You are writing an article on gaming systems for your school newspaper. You take a survey of 250 people
ages 13 to 18 and ask whether they have a home gaming system, a portable gaming system, or no gaming
system. The results of your survey are shown in the matrix below.
Age:13 14 15 16 17 18
No gaming: 18 12 8 6 12 16
Portable gaming: 5 5 4 9 7 6
Home gaming: 12 22 26 32 24 26
a) Make a histogram that represents the number of students who have gaming systems (either home or
portable). Is the histogram uniform, symmetric, or skewed?
b) Display some or all of the data using a different representation. Explain your choice.
c) If a person needed to know as much specific data as possible, what kind of data display would you show
the person? Why?
d) What is the experimental probability that the next person you survey does not have a gaming system?
a) To make a histogram representing the number of students who have gaming systems, you would need to add up the number of students who have home gaming systems and portable gaming systems for each age group. Then, you can create a bar chart with the age groups on the x-axis and the number of students on the y-axis. Each bar should represent the total number of students who have gaming systems for that age group.
To determine if the histogram is uniform, symmetric or skewed, you would need to analyze the distribution of the bars. If the bars are roughly equal in height and shape, the histogram is considered uniform. If the bars are approximately symmetrical around a central value, the histogram is symmetric. On the other hand, if the bars are significantly different in height and shape, the histogram is skewed.
b) A different representation that could be used to display the data is a pie chart. A pie chart would show the proportion of students with different types of gaming systems among the total respondents. Each slice of the pie would represent a percentage of home gaming, portable gaming, or no gaming systems. This representation can give a quick visual understanding of the distribution of gaming systems among the survey participants.

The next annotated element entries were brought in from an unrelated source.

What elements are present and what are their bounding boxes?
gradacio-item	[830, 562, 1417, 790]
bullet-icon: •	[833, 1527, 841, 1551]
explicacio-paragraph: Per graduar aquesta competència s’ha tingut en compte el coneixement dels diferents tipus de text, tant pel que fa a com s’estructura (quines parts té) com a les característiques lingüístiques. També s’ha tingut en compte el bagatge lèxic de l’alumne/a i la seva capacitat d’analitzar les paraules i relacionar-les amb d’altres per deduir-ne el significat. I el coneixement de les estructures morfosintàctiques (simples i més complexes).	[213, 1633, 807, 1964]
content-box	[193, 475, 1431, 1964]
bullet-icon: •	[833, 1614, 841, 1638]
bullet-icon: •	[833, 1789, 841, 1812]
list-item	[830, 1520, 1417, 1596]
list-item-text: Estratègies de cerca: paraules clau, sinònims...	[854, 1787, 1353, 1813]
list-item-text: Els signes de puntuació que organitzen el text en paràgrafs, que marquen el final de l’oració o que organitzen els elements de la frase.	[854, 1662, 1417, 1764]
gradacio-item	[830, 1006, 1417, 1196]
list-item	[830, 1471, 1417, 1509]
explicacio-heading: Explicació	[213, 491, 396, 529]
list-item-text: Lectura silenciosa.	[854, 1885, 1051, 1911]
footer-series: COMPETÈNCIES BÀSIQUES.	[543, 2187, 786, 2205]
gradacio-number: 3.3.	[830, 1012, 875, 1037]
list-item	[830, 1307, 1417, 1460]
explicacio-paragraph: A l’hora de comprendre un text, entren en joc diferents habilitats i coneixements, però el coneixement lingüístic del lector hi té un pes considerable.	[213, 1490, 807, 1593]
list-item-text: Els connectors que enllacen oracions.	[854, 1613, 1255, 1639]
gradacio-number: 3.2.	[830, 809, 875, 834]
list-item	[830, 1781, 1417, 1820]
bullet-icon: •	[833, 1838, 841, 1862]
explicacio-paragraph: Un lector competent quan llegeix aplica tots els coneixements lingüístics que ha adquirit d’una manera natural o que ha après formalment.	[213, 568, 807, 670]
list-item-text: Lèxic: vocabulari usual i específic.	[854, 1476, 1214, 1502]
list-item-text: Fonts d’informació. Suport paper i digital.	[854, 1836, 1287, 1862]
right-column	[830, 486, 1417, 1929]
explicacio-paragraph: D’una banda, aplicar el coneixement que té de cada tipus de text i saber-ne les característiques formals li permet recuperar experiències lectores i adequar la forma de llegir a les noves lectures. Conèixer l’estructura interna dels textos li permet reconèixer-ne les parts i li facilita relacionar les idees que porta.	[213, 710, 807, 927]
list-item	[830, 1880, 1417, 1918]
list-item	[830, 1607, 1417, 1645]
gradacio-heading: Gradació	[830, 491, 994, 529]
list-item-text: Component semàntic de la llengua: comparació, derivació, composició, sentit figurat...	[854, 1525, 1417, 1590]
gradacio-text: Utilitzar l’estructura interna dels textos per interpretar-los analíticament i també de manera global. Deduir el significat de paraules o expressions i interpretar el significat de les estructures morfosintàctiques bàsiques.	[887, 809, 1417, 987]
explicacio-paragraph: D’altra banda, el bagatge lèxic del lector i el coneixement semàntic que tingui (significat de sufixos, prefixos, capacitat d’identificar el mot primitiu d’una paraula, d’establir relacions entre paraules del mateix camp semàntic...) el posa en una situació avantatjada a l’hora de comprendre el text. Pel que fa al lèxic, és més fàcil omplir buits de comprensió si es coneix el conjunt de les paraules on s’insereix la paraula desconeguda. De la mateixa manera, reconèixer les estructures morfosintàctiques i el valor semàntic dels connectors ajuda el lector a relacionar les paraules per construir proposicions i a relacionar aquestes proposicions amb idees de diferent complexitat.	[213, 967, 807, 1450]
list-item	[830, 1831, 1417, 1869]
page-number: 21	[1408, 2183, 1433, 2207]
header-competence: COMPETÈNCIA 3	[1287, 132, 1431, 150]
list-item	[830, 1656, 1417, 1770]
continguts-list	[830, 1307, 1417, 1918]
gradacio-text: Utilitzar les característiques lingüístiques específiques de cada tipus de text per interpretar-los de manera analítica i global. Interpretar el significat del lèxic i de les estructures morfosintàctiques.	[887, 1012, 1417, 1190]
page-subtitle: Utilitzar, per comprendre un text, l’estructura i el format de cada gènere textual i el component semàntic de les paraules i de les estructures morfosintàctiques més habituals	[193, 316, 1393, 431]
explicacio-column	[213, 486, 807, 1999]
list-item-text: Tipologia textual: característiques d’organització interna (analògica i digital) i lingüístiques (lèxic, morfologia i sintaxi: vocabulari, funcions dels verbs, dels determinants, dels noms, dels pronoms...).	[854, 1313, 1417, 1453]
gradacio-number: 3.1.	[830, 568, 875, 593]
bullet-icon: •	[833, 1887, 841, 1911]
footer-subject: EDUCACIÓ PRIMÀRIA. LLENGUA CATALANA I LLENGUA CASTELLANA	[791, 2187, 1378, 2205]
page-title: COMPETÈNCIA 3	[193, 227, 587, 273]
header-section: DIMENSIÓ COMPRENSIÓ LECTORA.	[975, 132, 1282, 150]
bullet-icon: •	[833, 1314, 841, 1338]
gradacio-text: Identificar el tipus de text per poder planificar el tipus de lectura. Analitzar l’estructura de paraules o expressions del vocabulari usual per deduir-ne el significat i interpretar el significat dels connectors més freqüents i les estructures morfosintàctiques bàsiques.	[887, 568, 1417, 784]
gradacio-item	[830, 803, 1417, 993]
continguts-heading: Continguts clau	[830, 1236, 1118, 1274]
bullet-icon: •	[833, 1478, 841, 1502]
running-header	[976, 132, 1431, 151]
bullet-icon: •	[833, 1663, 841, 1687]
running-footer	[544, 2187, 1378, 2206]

c) If someone needed to know as much specific data as possible, a data table or spreadsheet would be the best choice. This would allow for all the data to be shown in an organized manner, with each row representing a different age group and each column representing the type of gaming system. This way, the person can access and analyze all the specific data points they need.
d) To calculate the experimental probability that the next person surveyed does not have a gaming system, you would divide the number of people without gaming systems by the total number of people surveyed. In this case, the number of people without gaming systems is the sum of the "No gaming" values for all age groups, which is 18+12+8+6+12+16 = 72. The total number of people surveyed is 250. Therefore, the experimental probability would be 72/250 = 0.288, or 28.8%.